Sunkissed-the scandalous mare

little blue-the english mare
equinehugger3-The Equine Hugging Mare










i hope every one has fun on here and one more thing once you become a member put it in you signature so people will know about it


----------



## bella1210 (Jul 19, 2011)

nobody wants to join


----------



## carolinagirl (Jul 19, 2011)

bella1210 said:
			
		

> nobody wants to join


I guess I just don't get it?  What exactly are we joining?


----------



## bella1210 (Jul 19, 2011)

carolinagirl said:
			
		

> bella1210 said:
> 
> 
> 
> ...


this is like a club were we just talk with other members and stuff they have one on byc called the crazy pullets


----------



## Sunkissed (Jul 20, 2011)

more people need to join!

why is my username not by my title? :/


----------



## bella1210 (Jul 20, 2011)

Sunkissed said:
			
		

> more people need to join!
> 
> why is my username not by my title? :/


i know more people need to join and sorry i forgot i just put your username by your title


----------



## bella1210 (Jul 20, 2011)

i am going to work on the banner tommrow any websites you suggest or any colors to have on it or pictures just post that stuff here so i can make the banner tommrow


----------



## little blue (Jul 21, 2011)

hi everyone


----------



## Sunkissed (Jul 21, 2011)

:bun hi little blue! how are you? for the banner you should have  this and  this  oh and  this  and that's about it.


----------



## Sunkissed (Jul 22, 2011)

hello anyone?!


----------



## equinehugger3 (Aug 12, 2011)




----------



## bella1210 (Aug 12, 2011)

equinehugger3 said:
			
		

>


hi


----------



## equinehugger3 (Aug 12, 2011)

bella1210 said:
			
		

> equinehugger3 said:
> 
> 
> 
> ...


How are you, Bella?


----------



## Sunkissed (Aug 12, 2011)

Hey everybody how are you??? equinehugger3 ? and bella1210?? I'm doing fine!


----------



## horsecrazychicklovingkid (Aug 13, 2011)

Hey guys, how ya doing?


----------



## Sunkissed (Aug 13, 2011)

I awesome!
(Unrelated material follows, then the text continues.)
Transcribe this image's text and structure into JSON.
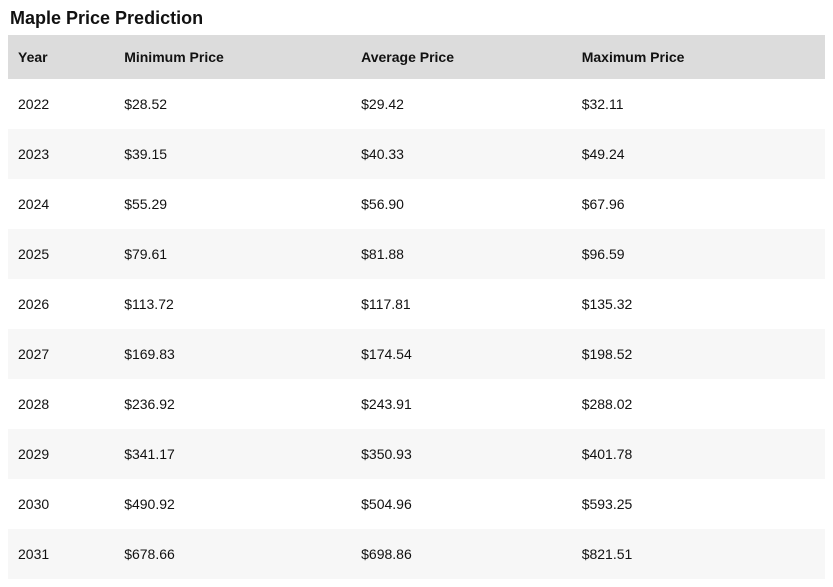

It rained here last night, it was a good rain because it has been over 100 degrees like everyday here.


----------



## horsecrazychicklovingkid (Aug 13, 2011)

I'm over in Arkansas, we got the rain too! It was a good rain. It is looking rainy right now. It's gotten up to 110.


----------



## bella1210 (Aug 13, 2011)

i i am going to make a banner now for this


----------



## bella1210 (Aug 13, 2011)

i just made the banner do you like or do you want any changes


----------